Monday, June 18, 2018




SE FUE A VOLAR ALTO



Sabíamos que la partida era inevitable, que en algún momento ocurriría, pero como siempre, aunque estemos conscientes de ello, la inesperada noticia causa dolor, desconcierto, tristeza, desconsuelo y todas esas emociones cuando nos deja una persona que hemos querido sin restricciones.

Así pues, Elina decidió volar alto, y como dijo mi hija recientemente, se nos fue sin nuestro permiso y peor aún sin avisarnos. Ya ella se encuentra arropada por la gloria de Dios, y acompañada por sus seres más queridos. Debe estar henchida de felicidad por ese reencuentro.

Aquí, los que nos quedamos, sentimos el vacío de su ausencia, pero aquí quisiera, más que llorar su partida, creo que deberíamos todos celebrar su vida. Si, una vida plena en todos los sentidos, siempre acompañada por tu compañero de vida  el siempre recordado Chente, con quien erigiste una familia que era tu orgullo y tu mayor satisfacción. La vida te dió la oportunidad de ver crecer a tus hijos, tener sus propias familias, disfrutar a tus nietos y bisnietos, en fin, y tú siempre allí para brindarles todo tu amor incondicional.

Ya en Enero del año 2017, a propósito de escribir una reflexión sobre un valor humano fundamental como lo es la Bondad, lo hice contigo en mi mente, pues tú eras para mí el mejor ejemplo de la práctica de ese valor, tan poco común en estos tiempos.
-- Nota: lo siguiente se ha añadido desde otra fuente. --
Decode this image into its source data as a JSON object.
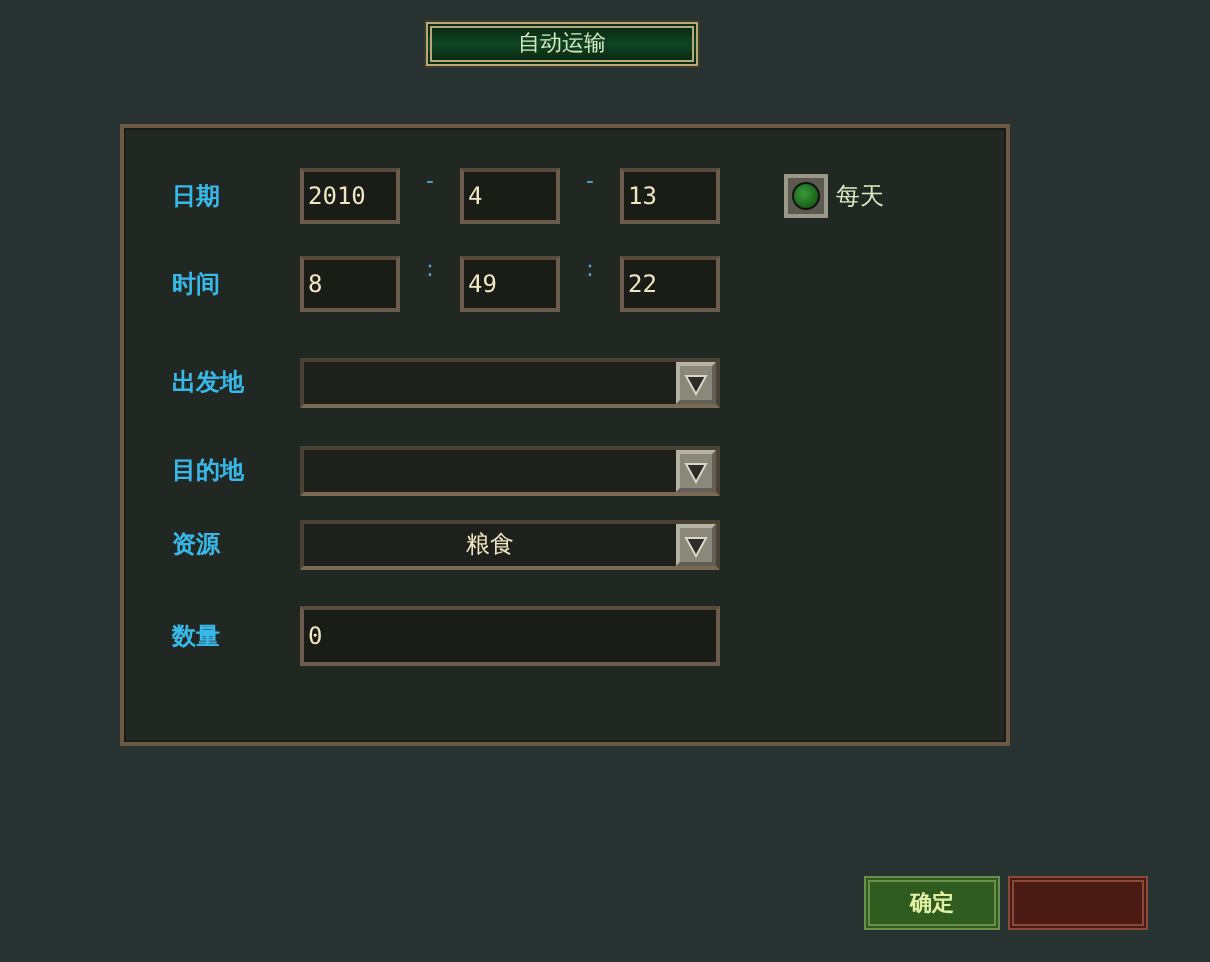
{
  "title": "自动运输",
  "rows": [
    {
      "kind": "triple",
      "label": "日期",
      "values": [
        "2010",
        "4",
        "13"
      ],
      "separators": [
        "-",
        "-"
      ],
      "toggle": {
        "label": "每天",
        "checked": true
      }
    },
    {
      "kind": "triple",
      "label": "时间",
      "values": [
        "8",
        "49",
        "22"
      ],
      "separators": [
        ":",
        ":"
      ]
    },
    {
      "kind": "select",
      "label": "出发地"
    },
    {
      "kind": "select",
      "label": "目的地"
    },
    {
      "kind": "select",
      "label": "资源",
      "value": "粮食"
    },
    {
      "kind": "input",
      "label": "数量",
      "value": "0"
    }
  ],
  "buttons": [
    {
      "kind": "confirm",
      "label": "确定"
    },
    {
      "kind": "cancel"
    }
  ]
}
Quise de alguna manera homenajearte por ser la persona que eras, y de cómo tu ejemplo debía servir de modelo para actuar y comportarnos en la vida en la forma en tu lo hiciste.
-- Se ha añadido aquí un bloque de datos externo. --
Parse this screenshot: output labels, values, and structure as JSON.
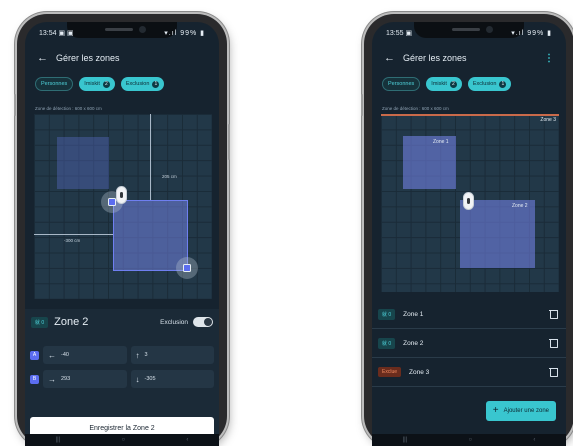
{
  "colors": {
    "accent": "#39c6cf",
    "zone": "#7887f0",
    "exclusion": "#f08b60",
    "background": "#16232f"
  },
  "left_phone": {
    "status_time": "13:54",
    "status_icons": "▣ ▣",
    "status_battery": "99%",
    "title": "Gérer les zones",
    "chips": [
      {
        "label": "Personnes"
      },
      {
        "label": "Imiskit",
        "count": "2"
      },
      {
        "label": "Exclusion",
        "count": "1"
      }
    ],
    "detection_label": "Zone de détection : 600 x 600 cm",
    "measure_vertical": "205 cm",
    "measure_horizontal": "-300 cm",
    "zone_editor": {
      "tag": "就 0",
      "title": "Zone 2",
      "exclusion_label": "Exclusion",
      "exclusion_on": false,
      "coords": [
        {
          "badge": "A",
          "x_arrow": "←",
          "x_value": "-40",
          "y_arrow": "↑",
          "y_value": "3"
        },
        {
          "badge": "B",
          "x_arrow": "→",
          "x_value": "293",
          "y_arrow": "↓",
          "y_value": "-305"
        }
      ]
    },
    "save_button": "Enregistrer la Zone 2"
  },
  "right_phone": {
    "status_time": "13:55",
    "status_icons": "▣",
    "status_battery": "99%",
    "title": "Gérer les zones",
    "more_icon": "⋮",
    "chips": [
      {
        "label": "Personnes"
      },
      {
        "label": "Imiskit",
        "count": "2"
      },
      {
        "label": "Exclusion",
        "count": "1"
      }
    ],
    "detection_label": "Zone de détection : 600 x 600 cm",
    "zone_labels": [
      "Zone 1",
      "Zone 2",
      "Zone 3"
    ],
    "zones_list": [
      {
        "tag": "就 0",
        "tag_type": "person",
        "name": "Zone 1"
      },
      {
        "tag": "就 0",
        "tag_type": "person",
        "name": "Zone 2"
      },
      {
        "tag": "Exclue",
        "tag_type": "excl",
        "name": "Zone 3"
      }
    ],
    "add_button": "Ajouter une zone"
  },
  "nav_icons": [
    "|||",
    "○",
    "‹"
  ]
}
En esa oportunidad decía: 

“Así pues, Elina María, pensando en ti, quise escribir esta reflexión sobre un valor que ha sido una constante durante toda tu vida. El amor denodado por tus hijos y tu familia, tu dedicación y entrega por el bienestar no solo de los tuyos sino de todo aquel que llegara a tu puerta en necesidad de algo. Tu sencillez aparejada con una humildad sin límites, tu actitud serena frente a todas las circunstancias de la vida; tu fortaleza para afrontar los retos y dificultades que la vida ha puesto en tu camino, y tu consecuente y permanente disposición de anteponer tus intereses o necesidades, para favorecer o beneficiar a otros. Has sido una hija, esposa y madre ejemplar, y tu ejemplo siempre ha sido y será, para aquellos que hemos tenido el privilegio de tenerte con nosotros, un estímulo constante en la eterna lucha para ser cada día mejores seres humanos.”
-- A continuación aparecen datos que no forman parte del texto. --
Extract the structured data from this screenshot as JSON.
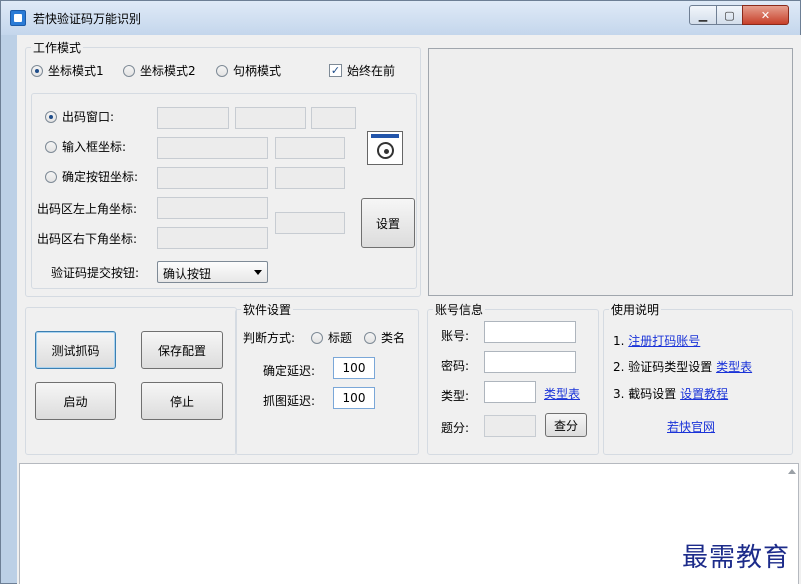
{
  "window": {
    "title": "若快验证码万能识别",
    "controls": [
      "minimize",
      "maximize",
      "close"
    ]
  },
  "work_mode": {
    "title": "工作模式",
    "options": [
      {
        "label": "坐标模式1",
        "selected": true
      },
      {
        "label": "坐标模式2",
        "selected": false
      },
      {
        "label": "句柄模式",
        "selected": false
      }
    ],
    "always_on_top": {
      "label": "始终在前",
      "checked": true
    }
  },
  "coords": {
    "output_window": "出码窗口:",
    "input_coord": "输入框坐标:",
    "confirm_coord": "确定按钮坐标:",
    "area_top_left": "出码区左上角坐标:",
    "area_bottom_right": "出码区右下角坐标:",
    "submit_label": "验证码提交按钮:",
    "submit_value": "确认按钮",
    "set_button": "设置",
    "target_icon": "crosshair-target-icon"
  },
  "actions": {
    "test_capture": "测试抓码",
    "save_config": "保存配置",
    "start": "启动",
    "stop": "停止"
  },
  "software_settings": {
    "title": "软件设置",
    "judge_label": "判断方式:",
    "judge_options": [
      {
        "label": "标题",
        "selected": false
      },
      {
        "label": "类名",
        "selected": false
      }
    ],
    "confirm_delay_label": "确定延迟:",
    "confirm_delay_value": "100",
    "capture_delay_label": "抓图延迟:",
    "capture_delay_value": "100"
  },
  "account": {
    "title": "账号信息",
    "username_label": "账号:",
    "password_label": "密码:",
    "type_label": "类型:",
    "type_link": "类型表",
    "score_label": "题分:",
    "query_button": "查分"
  },
  "help": {
    "title": "使用说明",
    "item1_prefix": "1.",
    "item1_link": "注册打码账号",
    "item2_prefix": "2. 验证码类型设置",
    "item2_link": "类型表",
    "item3_prefix": "3. 截码设置",
    "item3_link": "设置教程",
    "site_link": "若快官网"
  },
  "watermark": "最需教育"
}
Solo las personas como tú, despojadas de toda clase de egoísmos, llenos de una enorme humildad, y con acendrados valores espirituales, pueden despojarse de posturas mundanas o de ocasión, y pueden expresar sus sentimientos con esa naturalidad que les caracteriza.

Ese fue precisamente el caso de mi querida suegra; a quien dedico con profundo cariño estas líneas para dejar  plasmada, en esta breve semblanza, una persona muy especial en mi vida y en mis sentimientos.

Ella fue siempre un magnífico ejemplo de muchas cosas; pero en particular, de lo que significaba ser una esposa leal y comprometida con el bienestar de su familia; una madre abnegada y dedicada por entero a sus hijos, por quienes lucho sin cesar para que fueran los hombres y mujeres que son hoy en día; una abuela amorosa y entregada; y una hija ejemplar para con sus padres; y una hermana siempre presente para los suyos.

Fuiste una fiel y profunda creyente, una practicante constante de los más relevantes valores cristianos; de carácter compasivo y de una caridad sin límites, solidaria hasta los tuétanos; y sobre todo, tu compromiso sincero en apoyar las causas más nobles en beneficio de los más necesitados.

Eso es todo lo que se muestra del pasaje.